Image source: coin68.com
The sharding of the main Ethereum chain will increase the scalability of Layer-2. This is because Layer-2 solutions (Polygon, Arbitrum, Optimism) employ rollups, these roll-up solutions will be able to take full use of increased Ethereum block space. This would be crucial to allow Ethereum network to potentially scale to billions of users in the long run.
Demand Post Merge?
Ethereum and its scaling solutions dominate 55% of the DeFi TVL ecosystem, 90% of the NFT market, and the fast rising Metaverse sector, which Citibank recently predicted to be a $13 trillion market with 5 billion users, which is predominantly being developed and operated on the Ethereum blockchain. This trend is expected to continue, resulting in increased demand for ETH post-merge.
Environmental, Social and Governance
ESG, which stands for Environmental, Social, and Governance, is influencing investing strategies, with largest asset managers increasingly incorporating these non-financial elements into their research process to identify opportunities.
The perception around proof-of-work mining, such as Bitcoin and Ethereum before the merge, being bad for the environment has meant that many large institutional investors stayed away from such cryptocurrencies. Now that Ethereum transitioning to proof-of-stake, which is magnitudes more efficient then proof-of-work, as it eliminates the need for mining rigs, the power Ethereum will require will be a fraction of what it is now. Specifically, the power consumption will reduce by over 99%, making it ‘green’. See below:
Image source: blog.ethereum.org
ESG, together with the diminishing supply outlined in tokenomics, would make it extremely compelling for major asset managers to acquire an asset that would also let them to earn staking incentives. This might attract billions of dollars in institutional capital, especially in a climate of rising inflation and an overvalued stock market.
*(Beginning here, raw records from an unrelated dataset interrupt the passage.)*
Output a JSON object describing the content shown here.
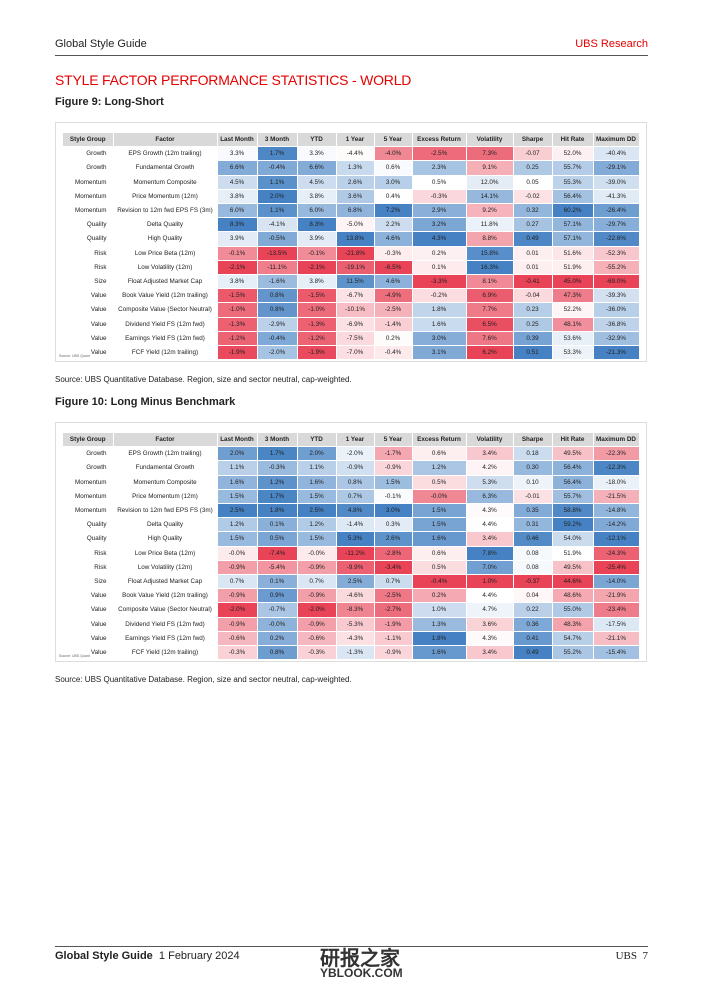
{
  "header": {
    "left": "Global Style Guide",
    "right": "UBS Research"
  },
  "title": "STYLE FACTOR PERFORMANCE STATISTICS - WORLD",
  "figures": [
    {
      "title": "Figure 9: Long-Short",
      "columns": [
        "Style Group",
        "Factor",
        "Last Month",
        "3 Month",
        "YTD",
        "1 Year",
        "5 Year",
        "Excess Return",
        "Volatility",
        "Sharpe",
        "Hit Rate",
        "Maximum DD"
      ],
      "rows": [
        [
          "Growth",
          "EPS Growth (12m trailing)",
          "3.3%",
          "1.7%",
          "3.3%",
          "-4.4%",
          "-4.0%",
          "-2.5%",
          "7.3%",
          "-0.07",
          "52.0%",
          "-40.4%"
        ],
        [
          "Growth",
          "Fundamental Growth",
          "6.6%",
          "-0.4%",
          "6.6%",
          "1.3%",
          "0.6%",
          "2.3%",
          "9.1%",
          "0.25",
          "55.7%",
          "-29.1%"
        ],
        [
          "Momentum",
          "Momentum Composite",
          "4.5%",
          "1.1%",
          "4.5%",
          "2.6%",
          "3.0%",
          "0.5%",
          "12.0%",
          "0.05",
          "55.3%",
          "-39.0%"
        ],
        [
          "Momentum",
          "Price Momentum (12m)",
          "3.8%",
          "2.0%",
          "3.8%",
          "3.6%",
          "0.4%",
          "-0.3%",
          "14.1%",
          "-0.02",
          "56.4%",
          "-41.3%"
        ],
        [
          "Momentum",
          "Revision to 12m fwd EPS FS (3m)",
          "6.0%",
          "1.1%",
          "6.0%",
          "6.8%",
          "7.2%",
          "2.9%",
          "9.2%",
          "0.32",
          "60.2%",
          "-26.4%"
        ],
        [
          "Quality",
          "Delta Quality",
          "8.3%",
          "-4.1%",
          "8.3%",
          "-5.0%",
          "2.2%",
          "3.2%",
          "11.8%",
          "0.27",
          "57.1%",
          "-29.7%"
        ],
        [
          "Quality",
          "High Quality",
          "3.9%",
          "-0.5%",
          "3.9%",
          "13.8%",
          "4.6%",
          "4.3%",
          "8.8%",
          "0.49",
          "57.1%",
          "-22.6%"
        ],
        [
          "Risk",
          "Low Price Beta (12m)",
          "-0.1%",
          "-13.5%",
          "-0.1%",
          "-21.8%",
          "-0.3%",
          "0.2%",
          "15.8%",
          "0.01",
          "51.6%",
          "-52.3%"
        ],
        [
          "Risk",
          "Low Volatility (12m)",
          "-2.1%",
          "-11.1%",
          "-2.1%",
          "-19.1%",
          "-6.5%",
          "0.1%",
          "16.3%",
          "0.01",
          "51.9%",
          "-55.2%"
        ],
        [
          "Size",
          "Float Adjusted Market Cap",
          "3.8%",
          "-1.6%",
          "3.8%",
          "11.5%",
          "4.6%",
          "-3.3%",
          "8.1%",
          "-0.41",
          "45.0%",
          "-69.0%"
        ],
        [
          "Value",
          "Book Value Yield (12m trailing)",
          "-1.5%",
          "0.8%",
          "-1.5%",
          "-6.7%",
          "-4.9%",
          "-0.2%",
          "6.9%",
          "-0.04",
          "47.3%",
          "-39.3%"
        ],
        [
          "Value",
          "Composite Value (Sector Neutral)",
          "-1.0%",
          "0.8%",
          "-1.0%",
          "-10.1%",
          "-2.5%",
          "1.8%",
          "7.7%",
          "0.23",
          "52.2%",
          "-36.0%"
        ],
        [
          "Value",
          "Dividend Yield FS (12m fwd)",
          "-1.3%",
          "-2.9%",
          "-1.3%",
          "-6.9%",
          "-1.4%",
          "1.6%",
          "6.5%",
          "0.25",
          "48.1%",
          "-36.8%"
        ],
        [
          "Value",
          "Earnings Yield FS (12m fwd)",
          "-1.2%",
          "-0.4%",
          "-1.2%",
          "-7.5%",
          "0.2%",
          "3.0%",
          "7.6%",
          "0.39",
          "53.6%",
          "-32.9%"
        ],
        [
          "Value",
          "FCF Yield (12m trailing)",
          "-1.9%",
          "-2.0%",
          "-1.9%",
          "-7.0%",
          "-0.4%",
          "3.1%",
          "6.2%",
          "0.51",
          "53.3%",
          "-21.3%"
        ]
      ],
      "note": "Source: UBS Quant",
      "source": "Source: UBS Quantitative Database. Region, size and sector neutral, cap-weighted."
    },
    {
      "title": "Figure 10: Long Minus Benchmark",
      "columns": [
        "Style Group",
        "Factor",
        "Last Month",
        "3 Month",
        "YTD",
        "1 Year",
        "5 Year",
        "Excess Return",
        "Volatility",
        "Sharpe",
        "Hit Rate",
        "Maximum DD"
      ],
      "rows": [
        [
          "Growth",
          "EPS Growth (12m trailing)",
          "2.0%",
          "1.7%",
          "2.0%",
          "-2.0%",
          "-1.7%",
          "0.6%",
          "3.4%",
          "0.18",
          "49.5%",
          "-22.3%"
        ],
        [
          "Growth",
          "Fundamental Growth",
          "1.1%",
          "-0.3%",
          "1.1%",
          "-0.9%",
          "-0.9%",
          "1.2%",
          "4.2%",
          "0.30",
          "56.4%",
          "-12.3%"
        ],
        [
          "Momentum",
          "Momentum Composite",
          "1.6%",
          "1.2%",
          "1.6%",
          "0.8%",
          "1.5%",
          "0.5%",
          "5.3%",
          "0.10",
          "56.4%",
          "-18.0%"
        ],
        [
          "Momentum",
          "Price Momentum (12m)",
          "1.5%",
          "1.7%",
          "1.5%",
          "0.7%",
          "-0.1%",
          "-0.0%",
          "6.3%",
          "-0.01",
          "55.7%",
          "-21.5%"
        ],
        [
          "Momentum",
          "Revision to 12m fwd EPS FS (3m)",
          "2.5%",
          "1.8%",
          "2.5%",
          "4.8%",
          "3.0%",
          "1.5%",
          "4.3%",
          "0.35",
          "58.8%",
          "-14.8%"
        ],
        [
          "Quality",
          "Delta Quality",
          "1.2%",
          "0.1%",
          "1.2%",
          "-1.4%",
          "0.3%",
          "1.5%",
          "4.4%",
          "0.31",
          "59.2%",
          "-14.2%"
        ],
        [
          "Quality",
          "High Quality",
          "1.5%",
          "0.5%",
          "1.5%",
          "5.3%",
          "2.6%",
          "1.6%",
          "3.4%",
          "0.46",
          "54.0%",
          "-12.1%"
        ],
        [
          "Risk",
          "Low Price Beta (12m)",
          "-0.0%",
          "-7.4%",
          "-0.0%",
          "-11.2%",
          "-2.8%",
          "0.6%",
          "7.8%",
          "0.08",
          "51.9%",
          "-24.3%"
        ],
        [
          "Risk",
          "Low Volatility (12m)",
          "-0.9%",
          "-5.4%",
          "-0.9%",
          "-9.9%",
          "-3.4%",
          "0.5%",
          "7.0%",
          "0.08",
          "49.5%",
          "-25.4%"
        ],
        [
          "Size",
          "Float Adjusted Market Cap",
          "0.7%",
          "0.1%",
          "0.7%",
          "2.5%",
          "0.7%",
          "-0.4%",
          "1.0%",
          "-0.37",
          "44.6%",
          "-14.0%"
        ],
        [
          "Value",
          "Book Value Yield (12m trailing)",
          "-0.9%",
          "0.9%",
          "-0.9%",
          "-4.6%",
          "-2.5%",
          "0.2%",
          "4.4%",
          "0.04",
          "48.6%",
          "-21.9%"
        ],
        [
          "Value",
          "Composite Value (Sector Neutral)",
          "-2.0%",
          "-0.7%",
          "-2.0%",
          "-8.3%",
          "-2.7%",
          "1.0%",
          "4.7%",
          "0.22",
          "55.0%",
          "-23.4%"
        ],
        [
          "Value",
          "Dividend Yield FS (12m fwd)",
          "-0.9%",
          "-0.0%",
          "-0.9%",
          "-5.3%",
          "-1.9%",
          "1.3%",
          "3.6%",
          "0.36",
          "48.3%",
          "-17.5%"
        ],
        [
          "Value",
          "Earnings Yield FS (12m fwd)",
          "-0.6%",
          "0.2%",
          "-0.6%",
          "-4.3%",
          "-1.1%",
          "1.8%",
          "4.3%",
          "0.41",
          "54.7%",
          "-21.1%"
        ],
        [
          "Value",
          "FCF Yield (12m trailing)",
          "-0.3%",
          "0.8%",
          "-0.3%",
          "-1.3%",
          "-0.9%",
          "1.6%",
          "3.4%",
          "0.49",
          "55.2%",
          "-15.4%"
        ]
      ],
      "note": "Source: UBS Quant",
      "source": "Source: UBS Quantitative Database. Region, size and sector neutral, cap-weighted."
    }
  ],
  "footer": {
    "title": "Global Style Guide",
    "date": "1 February 2024",
    "watermark": "研报之家",
    "watermark_url": "YBLOOK.COM",
    "brand": "UBS",
    "page": "7"
  }
}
Furthermore, many SNP500 companies must include ESG into their corporate policies, and if they want to employ Ethereum’s technology in their operations or payments, becoming PoS, or ‘green,’ will be highly advantageous.
The merge is the biggest upgrade that Ethereum is going through. Even though it has been thoroughly tested, there is no assurance that it will operate well on a live switch. Any serious flaws might jeopardize Ethereum’s reputation, and it’s worth mentioning that there are already highly scalable blockchains competing with Ethereum, such as Solana, Avalanche, Fantom, and Cardano, that don’t require “transition” or Layer-2 solutions to be efficient.
Furthermore, there is no certainty that the merger will take place in the next several months, since it has already been postponed on several occasions.
Subject to a smooth transition, favorable market conditions, and the retention of staked ETH in the 2.0 contract, a merge that will result in Ethereum becoming deflationary, combined with the EIP-1559 burning mechanism, and the possibility of major financial entities getting involved due to its ESG, we estimate a possible price range of $5,000 — $7,000 per ETH.
DISCLAIMER: The information contained in this article is for educational purposes only and does not constitute any form of advice or recommendation by Wheatstones, and is not intended to be relied upon by users in making (or refraining from making) any investment decisions.